Distraught, two sisters send an urgent message to let Jesus know their brother was deathly ill. Jesus explains that this sickness would ultimately glorify the Son of God. You can’t help but wonder: what next? Will Jesus leave everything and run immediately to the scene? Will He intervene from a distance? But before you read the rest of the story there is something important you need to know. Right in the middle of an action packed, emotionally charged story, the writer suspends the plot temporarily to make something clear to the reader: “Now Jesus loved Martha and her sister and Lazarus.” John 11:5
A rich young man charges down the road to meet Jesus. He desperately wants to know how he can acquire eternal life. A dialogue between the two takes place. Jesus is about to tell him that one thing is lacking in his pursuit of eternal life, but before reading those words, the writer makes this point: “Then Jesus, beholding him loved him…” Mark 10:21
I wonder what the disciples thought the evening before Jesus was crucified. Can you imagine how special it must have been to hear Him say: “As the Father hath loved me, so have I loved you.” John 15:9
The Apostle John was so confident of the Saviour’s personal love he referred to himself at least five times as: ‘the disciple whom Jesus loved.’ John 20:2 Was John implying that Jesus didn’t love the others? No – he was drawing your attention to the fact that he personally felt loved by the Master and it was something he couldn’t keep from mentioning.
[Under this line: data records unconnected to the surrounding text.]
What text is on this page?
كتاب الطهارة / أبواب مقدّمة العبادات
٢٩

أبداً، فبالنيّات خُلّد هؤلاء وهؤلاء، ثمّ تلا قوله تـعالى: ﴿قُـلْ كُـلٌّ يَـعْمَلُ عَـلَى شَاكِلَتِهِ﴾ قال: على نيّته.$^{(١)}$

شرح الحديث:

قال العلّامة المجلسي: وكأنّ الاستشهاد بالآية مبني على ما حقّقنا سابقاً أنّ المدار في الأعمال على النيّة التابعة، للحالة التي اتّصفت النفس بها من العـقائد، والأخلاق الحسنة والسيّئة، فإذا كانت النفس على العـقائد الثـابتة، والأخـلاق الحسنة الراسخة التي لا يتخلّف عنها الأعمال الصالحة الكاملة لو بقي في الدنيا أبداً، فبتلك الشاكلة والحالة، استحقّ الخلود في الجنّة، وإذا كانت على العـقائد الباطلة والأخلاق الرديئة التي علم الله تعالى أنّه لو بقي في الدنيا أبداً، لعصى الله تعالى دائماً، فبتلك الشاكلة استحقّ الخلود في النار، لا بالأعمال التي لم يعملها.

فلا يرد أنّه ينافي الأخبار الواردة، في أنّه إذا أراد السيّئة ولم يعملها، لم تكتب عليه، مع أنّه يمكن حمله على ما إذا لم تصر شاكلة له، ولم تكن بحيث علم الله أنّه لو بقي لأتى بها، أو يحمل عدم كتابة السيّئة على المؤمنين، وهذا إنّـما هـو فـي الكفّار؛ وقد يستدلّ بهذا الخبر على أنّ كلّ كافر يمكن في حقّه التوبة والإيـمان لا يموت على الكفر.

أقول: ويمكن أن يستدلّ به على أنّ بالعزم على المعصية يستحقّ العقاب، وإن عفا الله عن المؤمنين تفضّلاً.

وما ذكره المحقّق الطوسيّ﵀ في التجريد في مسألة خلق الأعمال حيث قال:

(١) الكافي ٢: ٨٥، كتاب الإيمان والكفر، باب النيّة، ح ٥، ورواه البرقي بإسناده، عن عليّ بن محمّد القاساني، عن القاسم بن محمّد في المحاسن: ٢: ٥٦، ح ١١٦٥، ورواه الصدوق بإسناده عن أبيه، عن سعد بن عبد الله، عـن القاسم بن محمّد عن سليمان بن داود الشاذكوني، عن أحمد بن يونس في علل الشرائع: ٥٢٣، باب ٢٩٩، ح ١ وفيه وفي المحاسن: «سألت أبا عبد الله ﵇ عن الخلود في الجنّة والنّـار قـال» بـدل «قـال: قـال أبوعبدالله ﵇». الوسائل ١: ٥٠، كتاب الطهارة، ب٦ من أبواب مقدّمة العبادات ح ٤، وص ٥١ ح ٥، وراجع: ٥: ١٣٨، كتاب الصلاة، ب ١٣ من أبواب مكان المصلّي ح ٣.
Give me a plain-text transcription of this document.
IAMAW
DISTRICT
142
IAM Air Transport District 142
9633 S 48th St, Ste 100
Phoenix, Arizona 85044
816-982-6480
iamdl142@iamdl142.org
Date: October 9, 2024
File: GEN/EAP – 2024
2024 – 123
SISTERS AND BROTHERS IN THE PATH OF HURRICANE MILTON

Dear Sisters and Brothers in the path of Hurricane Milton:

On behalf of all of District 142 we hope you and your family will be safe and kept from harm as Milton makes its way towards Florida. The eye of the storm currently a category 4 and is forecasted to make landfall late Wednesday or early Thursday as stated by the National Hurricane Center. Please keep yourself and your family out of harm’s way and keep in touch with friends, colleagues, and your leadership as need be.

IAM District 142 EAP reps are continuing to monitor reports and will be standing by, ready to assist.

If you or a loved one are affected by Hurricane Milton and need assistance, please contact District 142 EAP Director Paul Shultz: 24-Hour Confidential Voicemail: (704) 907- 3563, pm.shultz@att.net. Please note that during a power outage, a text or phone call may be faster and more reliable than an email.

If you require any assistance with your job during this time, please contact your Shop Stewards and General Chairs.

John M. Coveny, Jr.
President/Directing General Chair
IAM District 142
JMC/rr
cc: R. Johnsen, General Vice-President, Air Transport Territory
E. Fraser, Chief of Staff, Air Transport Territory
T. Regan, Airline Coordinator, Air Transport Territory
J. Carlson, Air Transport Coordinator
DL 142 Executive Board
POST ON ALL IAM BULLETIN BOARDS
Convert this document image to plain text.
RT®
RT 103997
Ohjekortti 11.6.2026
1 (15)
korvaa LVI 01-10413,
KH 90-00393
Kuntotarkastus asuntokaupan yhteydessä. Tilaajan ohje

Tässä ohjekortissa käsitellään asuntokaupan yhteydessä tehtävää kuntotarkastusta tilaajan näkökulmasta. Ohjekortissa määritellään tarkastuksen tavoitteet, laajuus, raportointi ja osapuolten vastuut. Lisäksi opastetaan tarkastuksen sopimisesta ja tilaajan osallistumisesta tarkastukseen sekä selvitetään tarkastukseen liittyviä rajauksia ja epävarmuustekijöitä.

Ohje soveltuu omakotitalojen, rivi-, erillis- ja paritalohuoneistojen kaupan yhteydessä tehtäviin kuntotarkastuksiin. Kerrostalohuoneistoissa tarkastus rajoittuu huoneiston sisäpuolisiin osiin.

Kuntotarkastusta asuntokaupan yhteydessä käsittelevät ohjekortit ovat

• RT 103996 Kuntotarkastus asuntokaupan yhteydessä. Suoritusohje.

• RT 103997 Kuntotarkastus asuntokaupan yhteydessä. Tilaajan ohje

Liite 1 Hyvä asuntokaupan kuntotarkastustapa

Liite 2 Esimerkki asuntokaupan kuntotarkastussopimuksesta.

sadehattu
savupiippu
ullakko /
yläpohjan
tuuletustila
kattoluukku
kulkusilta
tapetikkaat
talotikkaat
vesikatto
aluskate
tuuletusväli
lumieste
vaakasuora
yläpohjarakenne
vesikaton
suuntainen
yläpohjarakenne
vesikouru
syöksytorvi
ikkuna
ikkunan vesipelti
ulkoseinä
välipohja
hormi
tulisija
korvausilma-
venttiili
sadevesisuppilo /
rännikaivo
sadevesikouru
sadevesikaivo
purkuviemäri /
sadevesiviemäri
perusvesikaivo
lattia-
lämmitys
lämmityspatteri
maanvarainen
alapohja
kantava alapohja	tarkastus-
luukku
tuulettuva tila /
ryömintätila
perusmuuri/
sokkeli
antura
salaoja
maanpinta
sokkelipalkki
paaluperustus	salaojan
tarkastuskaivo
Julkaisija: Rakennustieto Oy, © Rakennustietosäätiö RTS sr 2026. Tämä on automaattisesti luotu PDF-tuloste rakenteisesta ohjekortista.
Was it a selfish thing for the Apostle Paul to write: “The Son of God who loved me and gave Himself for me?” Galatians 2:20. Why did Paul say such a thing? First of all, because he knew it to be true. Secondly, he found it breathtaking that he would ever be the object of His love. And thirdly, because he wanted you to know ‘why’ he was happy to die for the cause of Christ.
Dear Child of God, are you enjoying this love relationship today? Perhaps you have experienced human love that has left you desolate and disillusioned. Jilted. Let down. Cut off. Severed. The love of Christ surpasses human love.
Shall tribulation, or distress, or persecution, or famine, or nakedness, or danger, or sword?
As it is written, “For your sake we are being killed all the day long; we are regarded as sheep to be slaughtered.”
No, in all these things we are more than conquerors
through him who loved us.
For I am sure that neither death nor life,
nor angels nor rulers, nor things present nor things to come,
nor powers, nor height nor depth, nor anything else in all creation,
will be able to separate us from
the love of God in Christ Jesus our Lord.
Are you as sure as Paul was? Paul said: “I am sure that I can never be separated from His love.” Can you say as confidently as the Apostle John: “I’m the christian whom Jesus loves?” Knowing the fact that He loves me is one thing. But enjoying His love for me is only experienced when I am walking in ways that please Him. When I’m off track, I scarcely even want to bring up the subject of His love for me. I’m embarrassed. Guilt gnaws inside. I try not to have eye contact with Him. I’m ashamed.
When the sin in my life has been confessed, the joy returns. What joy? The joy of being confident in His love. The joy that Paul had when he wrote: “We are more than conquerors through Him that loved us.” Paul was enjoying the relationship of love and hence his optimistic outlook in Romans 8.
Can you think of any hymn you could hum today about His love for you?